Philippians 4:13 cross references

The interface is about as bare-bones as it gets: there’s a list of cross references for a single Bible verse, sorted by relevance (i.e., votes). You can browse to related verses, vote on whether each cross reference is relevant, and see (on external sites) the verses in different translations. It also prints nicely. There’s no way to suggest new cross references, though I may add that feature if there’s demand.

The data comes primarily from The Treasury of Scripture Knowledge (TSK) but blends other data, including the Topical Bible and Twitter Bible Search. All the copies of TSK on the web seem to descend from one source; I did some basic cleaning of the data and extracted the references. Then I blended the other data to weight some cross references more highly than others—that’s where the initial vote counts come from. (Incidentally, I only count around 380,000 cross references in TSK, lower than the usual count of 500,000 cross references you find when people talk about TSK. The lower number of cross references on this site–340,000–comes mostly from removing duplicates and combining adjacent verses.)

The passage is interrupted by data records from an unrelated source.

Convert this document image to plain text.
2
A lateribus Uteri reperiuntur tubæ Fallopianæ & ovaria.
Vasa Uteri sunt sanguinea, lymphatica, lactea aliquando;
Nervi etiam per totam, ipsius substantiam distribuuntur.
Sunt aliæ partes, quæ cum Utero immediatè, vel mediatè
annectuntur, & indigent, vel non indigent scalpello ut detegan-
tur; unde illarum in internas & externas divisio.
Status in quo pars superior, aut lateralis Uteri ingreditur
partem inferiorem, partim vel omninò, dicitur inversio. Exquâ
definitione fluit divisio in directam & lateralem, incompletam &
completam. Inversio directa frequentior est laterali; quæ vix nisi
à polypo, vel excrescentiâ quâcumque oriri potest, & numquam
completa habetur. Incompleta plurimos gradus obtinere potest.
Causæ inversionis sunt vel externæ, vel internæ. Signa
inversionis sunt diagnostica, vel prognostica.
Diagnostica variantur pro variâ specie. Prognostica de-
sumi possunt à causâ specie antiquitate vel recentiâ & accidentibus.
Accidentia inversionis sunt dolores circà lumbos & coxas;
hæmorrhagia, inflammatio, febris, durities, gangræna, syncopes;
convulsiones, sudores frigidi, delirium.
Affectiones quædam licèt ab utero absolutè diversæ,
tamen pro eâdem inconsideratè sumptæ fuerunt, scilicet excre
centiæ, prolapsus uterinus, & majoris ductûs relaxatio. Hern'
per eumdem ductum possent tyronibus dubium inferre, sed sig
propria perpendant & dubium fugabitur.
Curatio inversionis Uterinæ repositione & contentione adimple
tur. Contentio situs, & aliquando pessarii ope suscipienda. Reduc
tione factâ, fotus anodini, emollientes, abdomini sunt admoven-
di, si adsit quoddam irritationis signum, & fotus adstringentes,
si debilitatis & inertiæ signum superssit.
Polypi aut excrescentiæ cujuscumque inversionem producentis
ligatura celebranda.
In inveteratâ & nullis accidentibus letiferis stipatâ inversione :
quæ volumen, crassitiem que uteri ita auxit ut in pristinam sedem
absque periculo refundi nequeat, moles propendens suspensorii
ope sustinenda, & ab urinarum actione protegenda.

The 340,000 cross references in this data are a substantial number–most cross reference systems in print Bibles contain 50,000-100,000 cross references. While this list is more comprehensive, the tradeoff is that some of the cross references are less relevant than you find in print Bibles. As people use this site, however, the most-relevant verses should rise to the top.

The main limitation to the data is that the cross references always point from a single verse rather than from a range of verses: in other words, from Matthew 5:3 instead of from Matthew 5:3-11. Broader cross references—references that apply to a complete passage—are therefore missing from the data, limiting its usefulness somewhat.

The lack of an open, high-quality source of Bible cross references on the web has always bewildered me. This project is an attempt to remedy that deficiency. Feel free to download the raw cross-reference data (2 MB .zip, updated regularly with the latest vote counts) and use it in your projects.

Update April 12, 2010: Fred Sanders at Scriptorium Daily has a great introduction to the Treasury of Scripture Knowledge if you want more background on this work.